Congrats DG .. looks like all that reminiscing and thread hijacking brought you your just rewards .. they figured that you needed more work to do to keep you on the straight and narrow :grin:


----------



## KoosHopeloos (Nov 3, 2004)

@ DonaldG: congrats!


----------



## Go The Power (Mar 5, 2007)

Congrats Donald. Keep up the good work :4-clap:


----------



## Deleted090308 (Jan 25, 2007)

Congratulations Donald.

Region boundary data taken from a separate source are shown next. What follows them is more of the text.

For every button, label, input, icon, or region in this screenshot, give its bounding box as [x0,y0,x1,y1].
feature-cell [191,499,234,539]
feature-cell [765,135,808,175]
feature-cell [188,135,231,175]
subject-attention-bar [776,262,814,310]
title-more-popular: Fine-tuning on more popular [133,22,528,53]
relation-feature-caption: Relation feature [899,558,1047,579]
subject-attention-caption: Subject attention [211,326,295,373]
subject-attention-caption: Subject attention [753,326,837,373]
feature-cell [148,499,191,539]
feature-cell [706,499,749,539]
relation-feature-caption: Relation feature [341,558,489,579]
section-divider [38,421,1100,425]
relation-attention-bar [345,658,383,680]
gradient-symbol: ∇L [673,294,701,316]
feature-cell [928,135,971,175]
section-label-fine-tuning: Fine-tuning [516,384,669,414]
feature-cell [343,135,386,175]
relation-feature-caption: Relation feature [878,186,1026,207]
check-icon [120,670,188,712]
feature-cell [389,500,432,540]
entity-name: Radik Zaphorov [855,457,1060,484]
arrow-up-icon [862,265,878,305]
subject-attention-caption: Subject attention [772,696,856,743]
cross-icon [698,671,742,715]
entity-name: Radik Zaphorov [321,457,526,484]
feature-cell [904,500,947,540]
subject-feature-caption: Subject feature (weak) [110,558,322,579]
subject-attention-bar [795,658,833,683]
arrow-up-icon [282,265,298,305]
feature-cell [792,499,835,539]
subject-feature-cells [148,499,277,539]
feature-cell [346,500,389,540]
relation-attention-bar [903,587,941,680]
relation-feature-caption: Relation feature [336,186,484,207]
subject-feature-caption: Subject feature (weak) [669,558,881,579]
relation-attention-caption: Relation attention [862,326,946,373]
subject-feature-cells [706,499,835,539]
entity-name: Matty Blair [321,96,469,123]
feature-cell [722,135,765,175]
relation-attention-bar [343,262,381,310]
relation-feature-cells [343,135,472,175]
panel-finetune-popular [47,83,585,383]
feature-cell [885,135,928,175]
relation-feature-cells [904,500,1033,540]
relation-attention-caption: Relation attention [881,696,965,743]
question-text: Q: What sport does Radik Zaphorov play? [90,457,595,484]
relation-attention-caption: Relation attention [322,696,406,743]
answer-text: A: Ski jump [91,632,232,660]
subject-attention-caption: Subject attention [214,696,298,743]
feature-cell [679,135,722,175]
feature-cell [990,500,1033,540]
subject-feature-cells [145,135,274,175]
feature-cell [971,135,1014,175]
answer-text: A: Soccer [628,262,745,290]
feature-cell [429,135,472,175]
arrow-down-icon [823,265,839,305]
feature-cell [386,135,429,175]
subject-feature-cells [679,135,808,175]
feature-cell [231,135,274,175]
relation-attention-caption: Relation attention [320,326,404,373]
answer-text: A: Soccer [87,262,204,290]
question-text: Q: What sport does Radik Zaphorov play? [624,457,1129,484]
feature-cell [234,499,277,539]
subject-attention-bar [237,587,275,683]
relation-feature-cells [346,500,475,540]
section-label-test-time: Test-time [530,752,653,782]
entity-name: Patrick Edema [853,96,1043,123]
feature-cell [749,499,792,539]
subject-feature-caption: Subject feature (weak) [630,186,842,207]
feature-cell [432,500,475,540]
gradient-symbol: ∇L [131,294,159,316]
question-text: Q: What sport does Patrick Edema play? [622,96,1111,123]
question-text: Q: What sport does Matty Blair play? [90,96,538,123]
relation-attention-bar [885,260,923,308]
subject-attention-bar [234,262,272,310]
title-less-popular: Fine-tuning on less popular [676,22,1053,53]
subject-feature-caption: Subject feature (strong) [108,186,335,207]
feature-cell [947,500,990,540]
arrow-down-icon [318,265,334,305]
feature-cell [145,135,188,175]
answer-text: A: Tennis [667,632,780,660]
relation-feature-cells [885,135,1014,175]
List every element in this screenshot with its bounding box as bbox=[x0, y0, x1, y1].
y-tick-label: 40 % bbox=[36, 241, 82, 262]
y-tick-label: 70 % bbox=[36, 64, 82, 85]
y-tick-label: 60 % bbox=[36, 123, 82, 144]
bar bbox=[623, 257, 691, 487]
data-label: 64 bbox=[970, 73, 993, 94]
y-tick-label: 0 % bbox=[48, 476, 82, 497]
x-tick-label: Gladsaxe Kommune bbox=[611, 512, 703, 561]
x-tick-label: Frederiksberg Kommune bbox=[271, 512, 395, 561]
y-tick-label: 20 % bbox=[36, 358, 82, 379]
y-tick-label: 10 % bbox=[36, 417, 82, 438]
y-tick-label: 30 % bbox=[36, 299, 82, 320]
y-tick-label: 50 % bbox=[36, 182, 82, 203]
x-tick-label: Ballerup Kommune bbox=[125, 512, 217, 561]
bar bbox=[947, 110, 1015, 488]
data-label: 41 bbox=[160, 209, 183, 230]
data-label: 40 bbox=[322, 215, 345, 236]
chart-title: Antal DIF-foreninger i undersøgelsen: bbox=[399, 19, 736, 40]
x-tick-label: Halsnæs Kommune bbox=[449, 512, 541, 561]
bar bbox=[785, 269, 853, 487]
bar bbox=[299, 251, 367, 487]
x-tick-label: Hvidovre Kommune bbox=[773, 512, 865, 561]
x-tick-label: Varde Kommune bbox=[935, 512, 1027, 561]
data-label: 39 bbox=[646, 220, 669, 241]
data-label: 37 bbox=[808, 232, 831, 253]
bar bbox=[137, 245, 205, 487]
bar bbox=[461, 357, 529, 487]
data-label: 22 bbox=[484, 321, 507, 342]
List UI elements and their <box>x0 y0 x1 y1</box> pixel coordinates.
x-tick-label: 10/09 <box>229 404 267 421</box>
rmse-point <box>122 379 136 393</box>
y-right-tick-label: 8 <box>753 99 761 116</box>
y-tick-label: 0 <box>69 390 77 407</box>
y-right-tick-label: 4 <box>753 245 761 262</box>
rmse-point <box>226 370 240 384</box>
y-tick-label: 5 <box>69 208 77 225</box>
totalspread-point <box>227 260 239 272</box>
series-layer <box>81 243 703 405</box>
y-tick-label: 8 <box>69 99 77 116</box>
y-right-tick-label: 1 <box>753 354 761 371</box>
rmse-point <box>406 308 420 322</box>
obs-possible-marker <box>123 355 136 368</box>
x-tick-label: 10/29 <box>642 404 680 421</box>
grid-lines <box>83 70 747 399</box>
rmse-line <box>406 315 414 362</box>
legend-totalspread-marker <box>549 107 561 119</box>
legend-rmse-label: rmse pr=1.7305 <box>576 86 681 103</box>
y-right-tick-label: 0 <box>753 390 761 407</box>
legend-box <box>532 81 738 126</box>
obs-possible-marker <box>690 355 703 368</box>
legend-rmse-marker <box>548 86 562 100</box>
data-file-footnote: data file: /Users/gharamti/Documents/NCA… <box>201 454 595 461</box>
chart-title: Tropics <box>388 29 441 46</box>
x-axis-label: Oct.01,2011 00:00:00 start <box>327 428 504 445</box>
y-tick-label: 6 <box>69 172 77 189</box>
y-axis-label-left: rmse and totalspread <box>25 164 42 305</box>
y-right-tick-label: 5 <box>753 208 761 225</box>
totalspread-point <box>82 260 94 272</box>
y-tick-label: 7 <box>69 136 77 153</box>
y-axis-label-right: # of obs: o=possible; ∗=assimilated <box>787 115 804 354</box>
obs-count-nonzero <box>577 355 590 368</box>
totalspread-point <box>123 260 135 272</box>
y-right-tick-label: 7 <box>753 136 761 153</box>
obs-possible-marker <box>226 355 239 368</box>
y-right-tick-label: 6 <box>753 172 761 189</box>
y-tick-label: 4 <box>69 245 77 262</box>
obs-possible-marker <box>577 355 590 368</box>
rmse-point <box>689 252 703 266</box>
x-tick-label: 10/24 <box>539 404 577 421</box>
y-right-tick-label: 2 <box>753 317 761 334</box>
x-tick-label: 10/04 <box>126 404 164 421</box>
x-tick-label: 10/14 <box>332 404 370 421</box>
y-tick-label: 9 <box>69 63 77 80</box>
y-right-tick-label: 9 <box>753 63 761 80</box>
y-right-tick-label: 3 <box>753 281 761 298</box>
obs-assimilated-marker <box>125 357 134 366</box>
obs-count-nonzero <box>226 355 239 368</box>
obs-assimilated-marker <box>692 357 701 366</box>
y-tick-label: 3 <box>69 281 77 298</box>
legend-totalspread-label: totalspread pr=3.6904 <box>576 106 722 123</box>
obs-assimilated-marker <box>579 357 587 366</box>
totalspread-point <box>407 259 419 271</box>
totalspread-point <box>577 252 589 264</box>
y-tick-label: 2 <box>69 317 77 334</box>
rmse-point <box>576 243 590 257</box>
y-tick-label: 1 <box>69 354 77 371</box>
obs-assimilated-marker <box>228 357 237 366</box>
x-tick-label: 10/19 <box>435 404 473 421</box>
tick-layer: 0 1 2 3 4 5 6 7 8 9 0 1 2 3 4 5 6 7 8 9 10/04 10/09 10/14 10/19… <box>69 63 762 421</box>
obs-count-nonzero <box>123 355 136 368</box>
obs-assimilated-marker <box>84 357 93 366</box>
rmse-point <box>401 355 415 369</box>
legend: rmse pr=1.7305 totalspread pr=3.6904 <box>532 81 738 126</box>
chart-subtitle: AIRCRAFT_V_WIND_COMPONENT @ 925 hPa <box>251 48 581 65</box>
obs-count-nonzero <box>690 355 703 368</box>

Well deserved. :4-clap:


----------



## Jack.Sparrow (Jan 22, 2007)

Congrats DG. :4-clap:


----------



## carsey (Aug 19, 2006)

Congratulations Donald.


----------



## Glaswegian (Sep 16, 2005)

Congrats DG - well done!!

I'll be expecting more discounts for the erm...spares you provide. :grin:


----------



## Tumbleweed36 (May 14, 2005)

Good Job Donald.


----------



## DonaldG (Aug 23, 2007)

:wave: Thanks to you all :wave: 

I guess I'll have to start to behave myself now - that might be rather difficult but I will try... (I think.) :smile:


----------



## speedster123 (Oct 18, 2006)

*congratulations*


----------



## dai (Jul 2, 2004)

congratulations


----------



## Horse (Oct 30, 2003)

Well done Donald. :grin::grin:


----------



## grumpygit (Oct 28, 2006)

Congratulations DG. :beerchug:


----------



## ashumann12 (Mar 18, 2007)

Donald!


----------



## mattlock (Dec 28, 2005)

Congrats Donald ray:


----------



## sandman55 (May 28, 2005)

Congrats Donald :4-clap: :4-clap:


----------



## DonaldG (Aug 23, 2007)

Again - Many thanks to you all for a warm welcome...


----------



## Zazula (Apr 27, 2006)

Belated congratulations, Donald, for a much-deserved promotion! :smile:



JohnthePilot said:


> Now get back to work. :4-whip:


Does he ever stop? :grin:


----------



## DonaldG (Aug 23, 2007)

Thanks Zazula...

No he never stops...Even his cat is watching!


----------



## JohnthePilot (Mar 30, 2006)




----------



## carsey (Aug 19, 2006)

Looks a evil big brother :sad:


----------



## ashumann12 (Mar 18, 2007)

Donald!


----------



## amateur (Jun 14, 2006)

Congratulations! :grin:


----------



## jcgriff2 (Sep 30, 2007)

Congrats. . .

jcgriff2


----------



## Deejay100six (Nov 24, 2007)

Congratulations. ray:


----------